As Phryne sails on the S.S. Hinemoa, she is certainly aware that someone is after the stone she's been entrusted with, known as the Maharaja, the Queen of Sapphires (at least, in the story she has been given about it). First, her cabin is searched, and then the bag she takes swimming with her. When she finally wears the stone to a dance, she has Dot sew the necklace lightly to her dress, and feels a tug on it in the middle of her dancing, but thanks to the necklace being sewn to her dress, the thief is unsuccessful in stealing the gem.

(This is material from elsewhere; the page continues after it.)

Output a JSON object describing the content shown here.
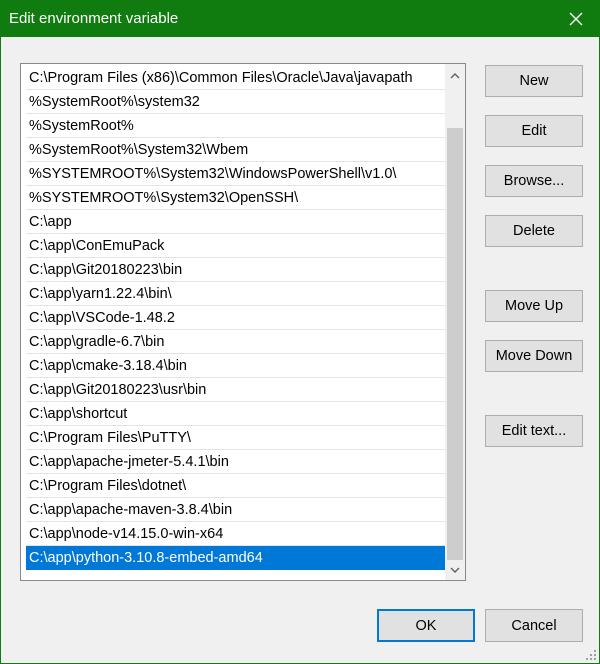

But who is the thief? Phryne can't be sure, but the attempts to steal the Maharajah become more frightening. Once, when she is swimming, her gown is thrown over her, and she is searched before being thrown back in the pool, and she nearly drowns before her own quick thinking saves her. How does the thief keep getting in to her stateroom, even when the door is locked and a chair thrust up under the doorknob? Dot is also attacked, drugged and knocked out. Then, during the night of the costume ball on board ship, Jack Mason is killed by a man who pushes him over the side with a grappling hook.
Phryne had better act fast to corral not only the killer, but the thieves behind the thefts... if she can find them. But can she uncover the killer and the truth behind the thefts and the killing before she ship makes her final docking point, and before she or Dot is killed in pursuit of either case?
I very much enjoyed this book, although I did wonder why it was called "Death by Water", when there was no death until almost 3/4 of the way through the book. Not knowing who it was who was set to die certainly kept up the tension throughout the book, as I wondered if perhaps Dot was going to be the one to take a fall- and how angry that would make Phryne would be a fearsome thing to behold!
But no, it wasn't Dot, but someone else, and while the person who died wasn't the nicest, neither did they deserve to die. The other concern, of course, is the thief, and who he or she (or they) is/are. And when the reveal comes, it's not that much of a shock, except that the thief/thieves had an iron-clad alibi for one of the thefts. But how did they get into Phryne's cabin? That's a caper that gets solved by one of the ship's cats- although we aren't aware of that for several chapters.
This is a very enjoyable book. Tension is kept up throughout by wondering who, how and when the murder will occur amidst the attempted thefts and attacks on Phryne and Dot. My favorite part of the novel came at the very end, when Phryne returns the paste Star Sapphire to the man who gave it to her, and suddenly realizes what it really is. An effective scene that just rounded out the pure awesomeness of the book. Highly recommended.